In October, Stonehill College hosted the Metro South Chamber’s 33rd Annual Legislative Reception at the historic Donahue Hall. The Legislative Reception is a casual event at which business leaders, elected officials, and candidates for public office can renew contacts and discuss issues of importance to them and the business community while enjoying complimentary refreshments and hors d’oeuvres. Legislative actions at municipal offices, on Beacon Hill and in Washington are having far greater impact on Metro South area businesses than ever before. As a result, there is a greater need for our business community to speak out and be heard on regulations affecting commerce and industry.

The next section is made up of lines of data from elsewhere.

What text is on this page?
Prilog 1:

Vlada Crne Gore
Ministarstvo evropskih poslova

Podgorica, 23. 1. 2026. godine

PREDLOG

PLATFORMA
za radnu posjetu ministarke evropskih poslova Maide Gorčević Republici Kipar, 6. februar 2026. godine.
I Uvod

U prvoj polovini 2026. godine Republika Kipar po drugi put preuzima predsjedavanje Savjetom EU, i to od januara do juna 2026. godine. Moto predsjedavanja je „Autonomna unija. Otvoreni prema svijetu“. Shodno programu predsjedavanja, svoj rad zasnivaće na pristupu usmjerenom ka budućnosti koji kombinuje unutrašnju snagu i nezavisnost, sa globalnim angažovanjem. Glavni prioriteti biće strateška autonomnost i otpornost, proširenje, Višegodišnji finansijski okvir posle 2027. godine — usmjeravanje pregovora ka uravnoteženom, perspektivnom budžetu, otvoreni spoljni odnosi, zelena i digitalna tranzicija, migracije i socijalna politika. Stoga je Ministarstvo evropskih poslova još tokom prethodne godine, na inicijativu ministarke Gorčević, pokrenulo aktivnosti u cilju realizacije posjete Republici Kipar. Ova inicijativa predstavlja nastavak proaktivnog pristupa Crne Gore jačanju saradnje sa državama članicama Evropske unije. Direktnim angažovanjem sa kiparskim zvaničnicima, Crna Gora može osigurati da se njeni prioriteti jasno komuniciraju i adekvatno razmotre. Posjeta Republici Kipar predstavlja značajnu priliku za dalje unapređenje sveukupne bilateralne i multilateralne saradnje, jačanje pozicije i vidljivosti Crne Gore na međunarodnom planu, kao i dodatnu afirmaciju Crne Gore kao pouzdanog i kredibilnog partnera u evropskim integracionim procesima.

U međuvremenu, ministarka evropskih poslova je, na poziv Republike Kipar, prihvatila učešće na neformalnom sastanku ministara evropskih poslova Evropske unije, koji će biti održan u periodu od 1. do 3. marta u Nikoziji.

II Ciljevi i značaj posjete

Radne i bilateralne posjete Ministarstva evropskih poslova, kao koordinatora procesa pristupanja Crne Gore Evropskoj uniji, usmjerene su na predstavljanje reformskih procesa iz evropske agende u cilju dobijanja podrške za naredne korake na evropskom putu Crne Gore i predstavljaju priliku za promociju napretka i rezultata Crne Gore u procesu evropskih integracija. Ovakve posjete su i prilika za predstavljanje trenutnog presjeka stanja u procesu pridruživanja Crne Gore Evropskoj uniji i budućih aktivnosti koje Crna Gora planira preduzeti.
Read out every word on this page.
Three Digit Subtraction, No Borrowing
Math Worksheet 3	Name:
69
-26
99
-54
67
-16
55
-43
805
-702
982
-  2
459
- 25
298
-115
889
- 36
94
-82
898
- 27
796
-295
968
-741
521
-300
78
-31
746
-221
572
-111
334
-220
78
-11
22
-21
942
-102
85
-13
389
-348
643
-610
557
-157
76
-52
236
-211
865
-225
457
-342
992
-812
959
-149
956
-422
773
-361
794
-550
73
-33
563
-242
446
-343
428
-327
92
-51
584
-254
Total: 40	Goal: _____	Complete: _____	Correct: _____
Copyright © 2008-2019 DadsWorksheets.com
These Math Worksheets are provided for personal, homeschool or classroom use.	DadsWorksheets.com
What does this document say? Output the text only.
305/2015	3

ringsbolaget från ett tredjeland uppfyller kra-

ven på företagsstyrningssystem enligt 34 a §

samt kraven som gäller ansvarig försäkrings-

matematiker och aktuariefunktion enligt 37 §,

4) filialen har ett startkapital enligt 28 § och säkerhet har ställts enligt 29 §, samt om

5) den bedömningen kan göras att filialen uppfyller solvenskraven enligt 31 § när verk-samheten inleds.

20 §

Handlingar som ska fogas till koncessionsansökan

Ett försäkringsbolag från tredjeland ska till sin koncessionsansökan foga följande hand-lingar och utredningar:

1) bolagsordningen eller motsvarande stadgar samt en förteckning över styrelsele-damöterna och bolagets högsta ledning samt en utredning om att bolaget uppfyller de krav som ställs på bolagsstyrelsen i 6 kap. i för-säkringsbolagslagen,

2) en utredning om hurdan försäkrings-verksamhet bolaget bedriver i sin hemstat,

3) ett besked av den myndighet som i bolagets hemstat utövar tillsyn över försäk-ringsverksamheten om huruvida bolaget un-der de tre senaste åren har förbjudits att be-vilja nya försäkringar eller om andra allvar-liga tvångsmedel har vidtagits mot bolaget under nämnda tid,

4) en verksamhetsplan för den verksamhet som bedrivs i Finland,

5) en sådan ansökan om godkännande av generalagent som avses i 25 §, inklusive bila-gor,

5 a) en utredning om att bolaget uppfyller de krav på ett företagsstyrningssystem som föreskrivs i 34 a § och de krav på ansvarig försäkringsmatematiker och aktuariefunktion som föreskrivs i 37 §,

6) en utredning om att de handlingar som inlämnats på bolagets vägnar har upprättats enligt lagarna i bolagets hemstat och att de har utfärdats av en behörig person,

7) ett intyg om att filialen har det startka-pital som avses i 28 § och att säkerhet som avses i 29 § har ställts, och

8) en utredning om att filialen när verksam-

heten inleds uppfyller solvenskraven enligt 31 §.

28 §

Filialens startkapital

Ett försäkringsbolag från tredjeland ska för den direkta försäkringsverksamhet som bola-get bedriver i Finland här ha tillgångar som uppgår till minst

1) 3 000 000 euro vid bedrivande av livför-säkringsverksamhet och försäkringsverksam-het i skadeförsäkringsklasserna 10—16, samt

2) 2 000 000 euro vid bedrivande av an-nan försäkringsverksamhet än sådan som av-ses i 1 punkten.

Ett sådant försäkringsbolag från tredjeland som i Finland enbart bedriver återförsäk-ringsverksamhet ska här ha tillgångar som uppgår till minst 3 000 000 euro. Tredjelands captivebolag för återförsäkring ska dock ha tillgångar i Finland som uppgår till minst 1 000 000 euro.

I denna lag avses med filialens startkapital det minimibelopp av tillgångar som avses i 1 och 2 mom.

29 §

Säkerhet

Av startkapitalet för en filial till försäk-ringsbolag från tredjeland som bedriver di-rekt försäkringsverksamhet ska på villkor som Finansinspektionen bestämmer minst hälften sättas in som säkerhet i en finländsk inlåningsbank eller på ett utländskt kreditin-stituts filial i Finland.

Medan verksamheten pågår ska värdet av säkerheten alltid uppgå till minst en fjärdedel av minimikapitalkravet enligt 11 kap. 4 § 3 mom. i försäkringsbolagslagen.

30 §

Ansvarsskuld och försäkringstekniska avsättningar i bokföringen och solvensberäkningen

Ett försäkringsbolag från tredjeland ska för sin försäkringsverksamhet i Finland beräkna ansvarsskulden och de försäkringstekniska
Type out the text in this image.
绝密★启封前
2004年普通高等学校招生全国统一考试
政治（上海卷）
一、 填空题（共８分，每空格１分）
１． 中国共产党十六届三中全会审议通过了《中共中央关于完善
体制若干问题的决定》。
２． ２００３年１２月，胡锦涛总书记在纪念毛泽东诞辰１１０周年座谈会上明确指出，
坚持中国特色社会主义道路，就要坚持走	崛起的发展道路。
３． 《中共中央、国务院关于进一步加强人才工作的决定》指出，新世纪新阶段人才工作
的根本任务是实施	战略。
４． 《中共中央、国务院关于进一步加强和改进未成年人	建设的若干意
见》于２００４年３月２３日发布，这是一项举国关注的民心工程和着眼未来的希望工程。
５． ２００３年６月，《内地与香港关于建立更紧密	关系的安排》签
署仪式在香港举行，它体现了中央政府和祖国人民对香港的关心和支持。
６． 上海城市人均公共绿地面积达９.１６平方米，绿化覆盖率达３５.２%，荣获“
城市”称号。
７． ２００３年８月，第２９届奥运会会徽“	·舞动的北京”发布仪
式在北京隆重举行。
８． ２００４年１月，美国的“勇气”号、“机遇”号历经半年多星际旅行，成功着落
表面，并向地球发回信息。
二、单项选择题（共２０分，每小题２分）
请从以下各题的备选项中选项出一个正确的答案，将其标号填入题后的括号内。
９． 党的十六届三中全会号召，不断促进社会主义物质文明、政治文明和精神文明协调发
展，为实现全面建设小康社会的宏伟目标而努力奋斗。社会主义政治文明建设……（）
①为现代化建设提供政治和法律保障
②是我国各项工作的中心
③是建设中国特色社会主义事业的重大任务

Metro South Chamber members have a vested interest in helping foster stronger relationships with local officials. The Legislative Reception is an excellent and cost-effective way for you, your key staff, and colleagues to initiate or renew contacts at the state, federal and local level. We encourage your firm to participate and support the unified voice of the Metro South Chamber of Commerce. Together, we can ensure that government understands and supports the needs and concerns of the business community in our region.
History of Donahue Hall
One of the central symbols of Stonehill College is Donahue Hall, the mansion house built on the estate of Frederick Lothrop Ames (1876-1921).
Designed by architects Parker, Thomas and Rice of Boston, the 2 ½ story, 55-room Georgian Revival style mansion features a classical façade framed by two gabled wings and a connecting colonnade of six Corinthian columns and was known as Stone House Hill House. In 1935, the Congregation of Holy Cross, the College’s sponsoring religious organization, bought the Ames estate from his widow for use as a seminary.
In 1948, the Congregation established the College, giving it the name “Stonehill” which was derived from the estate name. The building became the academic and administrative hub of the College, and included the library and cafeteria in addition to serving as the residence of the priests assigned to the College. In 1963, the building was officially named “Donahue Hall” in honor of Rev. James Donahue, C.S.C., the Superior General of the Congregation of Holy Cross who authorized the purchase of the Ames property in 1935.
Home to the Admission Office and the Office of the President, Donahue Hall today stands at the summit of a mature 380-acre campus comprising more than 30 major buildings, athletic fields, lawn and landscaped areas, agricultural use land, forested areas, undeveloped acreage. Throughout its history, the College has worked diligently to maintain the layout of the house and to keep its architectural integrity.